No. You can't take the whole average.
You can only compare with collisions that are the fault of drivers who are:
1) experienced
2) sober and not high
3) not obviously deliberately driving like an idiot
4) not texting or otherwise significantly distracted in a really dumb way
5) not doing some other things I missed
When you do that, you'll require a reasonable and much higher standard,.
Under those parameters, there wouldn't be enough data to compare.
![Face with tears of joy :joy: 😂](https://cdn.jsdelivr.net/joypixels/assets/8.0/png/unicode/64/1f602.png)
Taking out weather-related ones, and mechanical failures as well.
How many accidents
don't involve someone: drunk/high, distracted, or otherwise intentionally breaking the law?
What's left? How else do accidents occur? Only happens due to a driver not paying attention or a misjudgment, right?
That's the whole purpose of autonomy, full-time attention, safer decision making.
You cannot remove
any of those statistics for "human" errors/behaviors.
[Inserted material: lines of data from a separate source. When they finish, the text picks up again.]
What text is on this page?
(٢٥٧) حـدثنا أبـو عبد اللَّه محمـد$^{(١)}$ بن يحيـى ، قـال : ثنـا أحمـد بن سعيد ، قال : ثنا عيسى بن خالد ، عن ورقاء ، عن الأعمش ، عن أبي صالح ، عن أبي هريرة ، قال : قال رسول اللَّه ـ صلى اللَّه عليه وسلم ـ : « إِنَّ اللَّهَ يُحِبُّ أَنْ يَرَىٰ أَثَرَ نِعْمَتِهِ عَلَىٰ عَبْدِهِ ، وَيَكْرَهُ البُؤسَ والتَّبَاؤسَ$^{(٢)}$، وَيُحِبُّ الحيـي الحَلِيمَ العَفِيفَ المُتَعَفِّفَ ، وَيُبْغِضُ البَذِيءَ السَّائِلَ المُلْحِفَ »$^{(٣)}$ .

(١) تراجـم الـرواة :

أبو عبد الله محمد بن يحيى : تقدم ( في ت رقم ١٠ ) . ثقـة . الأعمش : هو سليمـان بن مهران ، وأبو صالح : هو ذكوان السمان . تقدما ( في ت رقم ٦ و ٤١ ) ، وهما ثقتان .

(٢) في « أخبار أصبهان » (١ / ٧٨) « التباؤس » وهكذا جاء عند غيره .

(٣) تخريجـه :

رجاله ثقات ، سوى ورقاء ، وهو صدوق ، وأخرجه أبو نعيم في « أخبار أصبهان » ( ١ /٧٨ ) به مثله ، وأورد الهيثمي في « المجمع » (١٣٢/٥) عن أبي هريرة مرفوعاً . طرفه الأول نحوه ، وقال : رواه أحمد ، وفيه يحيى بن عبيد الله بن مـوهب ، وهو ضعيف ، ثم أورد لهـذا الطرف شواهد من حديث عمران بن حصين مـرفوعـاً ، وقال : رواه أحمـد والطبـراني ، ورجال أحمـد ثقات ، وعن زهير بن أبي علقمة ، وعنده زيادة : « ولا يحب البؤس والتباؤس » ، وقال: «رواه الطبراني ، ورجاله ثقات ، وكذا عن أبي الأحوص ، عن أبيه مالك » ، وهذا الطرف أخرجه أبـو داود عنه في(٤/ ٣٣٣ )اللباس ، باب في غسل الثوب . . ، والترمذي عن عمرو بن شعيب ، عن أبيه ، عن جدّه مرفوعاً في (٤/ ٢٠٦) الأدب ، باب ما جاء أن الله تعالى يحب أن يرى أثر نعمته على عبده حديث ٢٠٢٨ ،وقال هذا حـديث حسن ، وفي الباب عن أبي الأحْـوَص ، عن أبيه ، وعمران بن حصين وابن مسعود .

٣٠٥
The whole point is to get a true representation of the difference autonomy would make. Drunk drivers wouldn't have to be driving. Texters wouldn't have to be paying attention. Idiots don't have to make the decisions.
All accidents count. You don't get to choose which accidents count and which don't, for humans or autonomy.
Both are judged the same.
At the end of the day, how many more lives would be saved if we removed humans from the driving? How good does autonomy need to get to be just 1% better than the best human drivers? That's my bar. Because once we reach that level, it'll only continue to improve the more it learns, so if it's better than any human, even a tiny bit, than it's time to let it take the wheel.